A simple count&31 inside the implementation is much cheaper (or
free) compared to adding extra branches to return 0 in the
out-of-range case. Also, returning 0 just does not make sense with
arithmetic right shifts.
or why (a<< -1) should not be equal to (a>> 1).
I do not think this is a useful identity to have.
I have been
using shift operators for many years, and I too often miss this behavior
in C. I can undestand why C does not give it, but I cannot undestand why
Lua should not give it.
In all the years I've been writing C and assembler I've never had a
need to mix left and right shifts controlled by the same variable
holding a signed shift count.
Also, considering the readability aspect, what does this do:
bit.bshift(x, -8) ??
Shift right by 8? Shift left by 8? I'm sure I'm not the only one
who had to look it up in the manual.
There is no cost to have two explicitly named functions and it
makes the intent immediately obvious:
bit.lshift(x, 8) vs. bit.rshift(x, 8)
Readibility is important. And having two functions avoids an
unpredictable branch, too. Ditto for rotates.

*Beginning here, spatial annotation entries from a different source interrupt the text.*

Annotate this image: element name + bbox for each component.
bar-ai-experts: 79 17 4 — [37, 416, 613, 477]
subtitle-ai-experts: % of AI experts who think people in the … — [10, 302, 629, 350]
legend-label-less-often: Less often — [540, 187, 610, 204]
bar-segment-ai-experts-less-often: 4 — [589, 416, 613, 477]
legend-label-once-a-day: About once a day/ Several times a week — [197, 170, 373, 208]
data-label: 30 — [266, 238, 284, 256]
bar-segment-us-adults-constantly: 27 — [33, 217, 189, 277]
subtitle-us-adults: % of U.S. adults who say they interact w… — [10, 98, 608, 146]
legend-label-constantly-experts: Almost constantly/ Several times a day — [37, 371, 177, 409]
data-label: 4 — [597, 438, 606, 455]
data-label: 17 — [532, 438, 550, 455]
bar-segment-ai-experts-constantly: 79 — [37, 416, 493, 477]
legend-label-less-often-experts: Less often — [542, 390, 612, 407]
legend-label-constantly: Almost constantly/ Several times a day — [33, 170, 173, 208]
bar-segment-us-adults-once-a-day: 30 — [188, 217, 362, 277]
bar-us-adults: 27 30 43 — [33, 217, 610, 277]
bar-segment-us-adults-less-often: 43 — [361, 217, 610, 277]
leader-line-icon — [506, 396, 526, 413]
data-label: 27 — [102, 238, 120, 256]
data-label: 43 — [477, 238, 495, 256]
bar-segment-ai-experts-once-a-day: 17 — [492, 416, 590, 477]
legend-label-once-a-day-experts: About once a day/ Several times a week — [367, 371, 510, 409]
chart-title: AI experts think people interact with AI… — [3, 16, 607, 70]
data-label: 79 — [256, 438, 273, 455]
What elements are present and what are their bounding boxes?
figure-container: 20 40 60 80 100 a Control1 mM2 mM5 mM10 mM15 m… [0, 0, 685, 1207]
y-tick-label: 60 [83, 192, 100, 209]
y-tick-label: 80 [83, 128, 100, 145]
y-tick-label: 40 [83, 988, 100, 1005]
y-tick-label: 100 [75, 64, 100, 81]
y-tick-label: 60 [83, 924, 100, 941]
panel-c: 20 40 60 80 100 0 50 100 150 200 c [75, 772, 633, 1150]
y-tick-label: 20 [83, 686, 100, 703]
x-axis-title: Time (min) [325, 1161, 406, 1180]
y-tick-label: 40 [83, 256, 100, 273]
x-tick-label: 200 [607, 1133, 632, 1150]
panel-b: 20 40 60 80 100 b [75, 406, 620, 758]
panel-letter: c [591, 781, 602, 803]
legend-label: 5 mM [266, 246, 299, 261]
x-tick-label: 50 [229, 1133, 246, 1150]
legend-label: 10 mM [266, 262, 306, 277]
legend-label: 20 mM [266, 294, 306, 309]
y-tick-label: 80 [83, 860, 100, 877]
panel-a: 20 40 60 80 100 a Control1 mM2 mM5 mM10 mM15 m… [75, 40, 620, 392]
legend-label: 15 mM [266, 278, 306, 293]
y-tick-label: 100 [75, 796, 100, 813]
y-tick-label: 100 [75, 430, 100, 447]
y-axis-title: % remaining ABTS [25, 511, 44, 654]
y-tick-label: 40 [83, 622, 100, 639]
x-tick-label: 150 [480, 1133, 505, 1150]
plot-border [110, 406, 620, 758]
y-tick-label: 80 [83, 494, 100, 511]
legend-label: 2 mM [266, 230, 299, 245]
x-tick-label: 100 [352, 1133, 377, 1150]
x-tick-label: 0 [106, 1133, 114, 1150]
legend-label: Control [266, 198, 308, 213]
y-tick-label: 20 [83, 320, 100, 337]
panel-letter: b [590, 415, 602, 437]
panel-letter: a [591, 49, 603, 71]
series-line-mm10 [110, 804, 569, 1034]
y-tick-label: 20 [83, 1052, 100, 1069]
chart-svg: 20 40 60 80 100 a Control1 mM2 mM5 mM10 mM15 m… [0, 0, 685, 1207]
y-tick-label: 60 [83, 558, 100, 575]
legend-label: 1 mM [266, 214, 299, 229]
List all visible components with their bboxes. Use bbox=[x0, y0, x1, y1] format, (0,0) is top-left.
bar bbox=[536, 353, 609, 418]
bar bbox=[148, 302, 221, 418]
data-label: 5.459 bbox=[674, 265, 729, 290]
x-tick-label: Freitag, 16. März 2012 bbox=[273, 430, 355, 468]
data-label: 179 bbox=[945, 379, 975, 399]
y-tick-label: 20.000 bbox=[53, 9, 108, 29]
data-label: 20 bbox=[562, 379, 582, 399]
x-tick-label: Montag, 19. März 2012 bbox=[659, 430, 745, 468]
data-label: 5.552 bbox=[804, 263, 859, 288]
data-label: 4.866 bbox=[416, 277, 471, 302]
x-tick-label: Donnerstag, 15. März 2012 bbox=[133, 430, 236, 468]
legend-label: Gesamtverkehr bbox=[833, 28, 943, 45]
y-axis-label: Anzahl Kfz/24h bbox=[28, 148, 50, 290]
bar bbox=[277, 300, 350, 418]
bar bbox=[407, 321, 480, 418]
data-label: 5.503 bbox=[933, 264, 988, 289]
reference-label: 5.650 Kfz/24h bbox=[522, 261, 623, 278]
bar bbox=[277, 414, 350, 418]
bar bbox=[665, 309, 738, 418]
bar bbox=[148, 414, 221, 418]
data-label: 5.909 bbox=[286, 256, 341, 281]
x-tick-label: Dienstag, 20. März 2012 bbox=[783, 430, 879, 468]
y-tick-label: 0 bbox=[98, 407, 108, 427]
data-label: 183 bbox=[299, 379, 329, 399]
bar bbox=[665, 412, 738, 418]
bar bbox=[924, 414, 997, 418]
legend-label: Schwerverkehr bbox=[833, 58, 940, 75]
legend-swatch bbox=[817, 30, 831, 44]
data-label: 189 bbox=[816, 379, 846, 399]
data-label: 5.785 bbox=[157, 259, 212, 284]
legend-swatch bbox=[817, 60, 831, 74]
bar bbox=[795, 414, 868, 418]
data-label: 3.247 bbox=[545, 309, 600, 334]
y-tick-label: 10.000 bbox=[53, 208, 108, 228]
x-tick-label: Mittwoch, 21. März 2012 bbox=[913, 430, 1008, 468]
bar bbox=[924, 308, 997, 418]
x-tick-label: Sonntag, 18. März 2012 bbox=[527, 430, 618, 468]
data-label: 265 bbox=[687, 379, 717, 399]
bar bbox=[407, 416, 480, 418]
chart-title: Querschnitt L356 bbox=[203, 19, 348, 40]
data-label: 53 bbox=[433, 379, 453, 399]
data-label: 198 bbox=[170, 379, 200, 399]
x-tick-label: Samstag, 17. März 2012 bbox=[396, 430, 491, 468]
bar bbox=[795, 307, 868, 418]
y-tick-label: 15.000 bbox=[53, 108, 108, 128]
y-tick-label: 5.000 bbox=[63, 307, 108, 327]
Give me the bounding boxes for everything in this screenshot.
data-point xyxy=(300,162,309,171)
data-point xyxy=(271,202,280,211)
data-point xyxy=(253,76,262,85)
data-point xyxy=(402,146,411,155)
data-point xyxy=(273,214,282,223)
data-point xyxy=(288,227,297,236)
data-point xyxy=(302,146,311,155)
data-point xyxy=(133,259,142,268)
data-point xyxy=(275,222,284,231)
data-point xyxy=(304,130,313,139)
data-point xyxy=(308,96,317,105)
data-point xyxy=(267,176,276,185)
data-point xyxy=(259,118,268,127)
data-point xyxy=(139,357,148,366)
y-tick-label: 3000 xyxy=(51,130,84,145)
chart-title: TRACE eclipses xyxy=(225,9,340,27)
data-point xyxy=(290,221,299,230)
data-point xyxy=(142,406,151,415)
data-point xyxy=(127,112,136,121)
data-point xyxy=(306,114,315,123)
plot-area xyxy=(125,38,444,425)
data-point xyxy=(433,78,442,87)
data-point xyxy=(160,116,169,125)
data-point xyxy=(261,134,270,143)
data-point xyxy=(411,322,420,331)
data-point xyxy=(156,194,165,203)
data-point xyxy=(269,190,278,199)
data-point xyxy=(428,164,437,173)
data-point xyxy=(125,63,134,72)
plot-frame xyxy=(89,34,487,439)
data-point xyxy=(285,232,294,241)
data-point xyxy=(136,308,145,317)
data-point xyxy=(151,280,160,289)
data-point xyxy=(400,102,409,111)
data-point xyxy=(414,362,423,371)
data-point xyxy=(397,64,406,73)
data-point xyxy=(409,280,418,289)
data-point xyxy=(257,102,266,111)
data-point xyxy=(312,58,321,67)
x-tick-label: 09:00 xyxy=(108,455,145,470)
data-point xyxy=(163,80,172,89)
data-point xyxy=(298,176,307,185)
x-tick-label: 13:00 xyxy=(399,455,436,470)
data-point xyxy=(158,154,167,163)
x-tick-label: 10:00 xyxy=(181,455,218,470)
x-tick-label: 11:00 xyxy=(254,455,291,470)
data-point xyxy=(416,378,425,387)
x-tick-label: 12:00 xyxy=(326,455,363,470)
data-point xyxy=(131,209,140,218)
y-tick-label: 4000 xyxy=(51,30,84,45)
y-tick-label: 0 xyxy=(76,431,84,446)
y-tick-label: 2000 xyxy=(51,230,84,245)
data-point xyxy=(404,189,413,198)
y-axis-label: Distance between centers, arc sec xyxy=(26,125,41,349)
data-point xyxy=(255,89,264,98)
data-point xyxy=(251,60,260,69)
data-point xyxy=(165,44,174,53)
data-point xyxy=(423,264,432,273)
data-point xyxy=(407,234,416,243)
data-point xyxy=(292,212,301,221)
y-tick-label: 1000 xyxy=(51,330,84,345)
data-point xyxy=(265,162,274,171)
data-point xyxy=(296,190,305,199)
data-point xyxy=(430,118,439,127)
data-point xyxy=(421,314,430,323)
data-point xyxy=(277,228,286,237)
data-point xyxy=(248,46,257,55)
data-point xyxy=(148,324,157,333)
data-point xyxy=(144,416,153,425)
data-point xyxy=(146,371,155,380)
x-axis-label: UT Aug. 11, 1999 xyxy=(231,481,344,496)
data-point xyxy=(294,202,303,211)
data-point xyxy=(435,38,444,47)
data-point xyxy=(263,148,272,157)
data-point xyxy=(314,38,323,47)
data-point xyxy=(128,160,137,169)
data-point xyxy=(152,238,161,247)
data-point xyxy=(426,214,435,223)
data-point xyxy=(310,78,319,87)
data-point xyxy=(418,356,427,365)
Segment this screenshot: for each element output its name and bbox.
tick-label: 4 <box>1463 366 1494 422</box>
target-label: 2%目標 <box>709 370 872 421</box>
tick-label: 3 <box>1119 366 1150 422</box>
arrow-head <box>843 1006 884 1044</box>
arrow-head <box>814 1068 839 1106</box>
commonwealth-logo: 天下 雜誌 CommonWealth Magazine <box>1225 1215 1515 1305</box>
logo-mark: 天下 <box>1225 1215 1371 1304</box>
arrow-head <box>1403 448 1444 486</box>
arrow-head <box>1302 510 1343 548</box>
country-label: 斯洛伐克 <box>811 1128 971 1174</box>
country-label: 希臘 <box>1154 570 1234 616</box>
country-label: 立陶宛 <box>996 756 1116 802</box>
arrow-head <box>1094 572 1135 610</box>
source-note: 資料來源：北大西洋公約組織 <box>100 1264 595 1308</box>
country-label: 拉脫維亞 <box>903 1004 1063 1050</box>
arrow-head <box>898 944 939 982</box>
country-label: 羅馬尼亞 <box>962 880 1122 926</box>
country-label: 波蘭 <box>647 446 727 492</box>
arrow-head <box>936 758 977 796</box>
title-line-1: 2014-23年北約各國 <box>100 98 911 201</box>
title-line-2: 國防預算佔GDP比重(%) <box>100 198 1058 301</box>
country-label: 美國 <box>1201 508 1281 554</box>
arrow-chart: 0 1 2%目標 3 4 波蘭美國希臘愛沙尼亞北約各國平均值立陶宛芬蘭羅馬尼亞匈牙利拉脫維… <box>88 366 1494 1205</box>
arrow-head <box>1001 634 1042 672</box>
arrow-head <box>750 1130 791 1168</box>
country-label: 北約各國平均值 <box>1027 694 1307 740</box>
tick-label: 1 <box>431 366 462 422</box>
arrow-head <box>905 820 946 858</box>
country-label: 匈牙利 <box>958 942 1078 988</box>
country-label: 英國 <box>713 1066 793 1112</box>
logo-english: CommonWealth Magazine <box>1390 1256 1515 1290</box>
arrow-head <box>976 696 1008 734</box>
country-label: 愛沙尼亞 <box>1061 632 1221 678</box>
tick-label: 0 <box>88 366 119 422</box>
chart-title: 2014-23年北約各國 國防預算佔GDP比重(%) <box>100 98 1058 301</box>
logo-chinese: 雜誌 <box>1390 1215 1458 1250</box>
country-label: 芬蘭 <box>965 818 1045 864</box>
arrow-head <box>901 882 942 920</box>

Advising users to "use arithmetic operators" for an arithmetic shift
is completely missing the point. The point of adding a bit library
is exactly so that users can stop (ab)using math.floor(x / 2^8) and
use bit.arshift(x, 8) instead. Umm, and not wait for the slow
division to complete ...
About the system-dependent semantics, I may be missing something,
but I do not see the problem. This library operates on bits; as long
as the result type is able to represent the 32 bits, is should make
no difference whether they are signed, unsigned, or packed inside a
If it doesn't matter, then it should definitely be signed. Because
Lua requires a signed number type and thankfully does not have the
concept of an unsigned type. This means operations have to behave
in a signed or unsigned way (e.g. string.byte), which is much
easier to deal with.
Also, results of bit operations need to be used as inputs of other
operations and passed on to C APIs (esp. to luaL_checkint()).
Embedders will not be delighted to hear that their Lua code is not
cross-platform safe if they use Lua 5.2's bit operations.
Artificially inflicting the concept of a "sometimes unsigned"
number into Lua seems a very odd choice. The goal should be to
have platform-independent and reliable semantics.
On quite a few platforms only signed conversions between int/FP
numbers have hardware support, whereas unsigned conversions need to
use library routines or workarounds. Adding an unpredictable branch
to the output path doesn't exactly help, either. None of this is
needed when outputs are signed.
Of course, if you do something like "if bit.band(x,y)< 0
...", then you will have system-dependent semantics. But, for me, this
operation already has an arbitrary semantics. What does it mean to ask
whether a bunch of bits is smaller than zero?
I suggest to try to actually write some code using bit operations
in Lua first. The above example is unrealistic.
I think it's mandatory to write some standard usage examples
before designing and implementing an API. Then one would quickly
discover that it's not easily possible to reliably implement
something like MD5 or AES with Lua 5.2's bit operations.
Example expression from MD5:
rol(bxor(d, band(b, bxor(c, d))) + a + x, s) + b
The input to rol() will end up as>= 2^32. This will obviously fail
with Lua 5.2 on some platforms. Modular arithmetic is used a lot in
combination with bit operations, so one really needs to support it.
Ditto for inputs in the range of signed _and_ unsigned 32 bit ints.
That's why Lua BitOp does the input conversion in a specific and
consistent way on all platforms and explicitly defines the semantics
for out-of-range inputs.
Another useful side effect of BitOp's semantics is to allow
compiling bit operations to fast machine code with a Lua compiler
(any existing or future Lua compiler, not just LJ2).
- Inputs to bit operations need to be converted in a consistent and
platform-independent way, respecting modular arithmetic requirements.
- Outputs of bit operations need to be signed.
- Shift and rotate instructions need to be explicitly named.
- Shift counts should be masked by the bit width.
- Arithmetic right shift is not optional.
- Ignoring the naming conventions defined by the most popular
existing libraries is unwise, because it forces all users to
rewrite their code (FYI: BitOp inherited the names from lbitlib).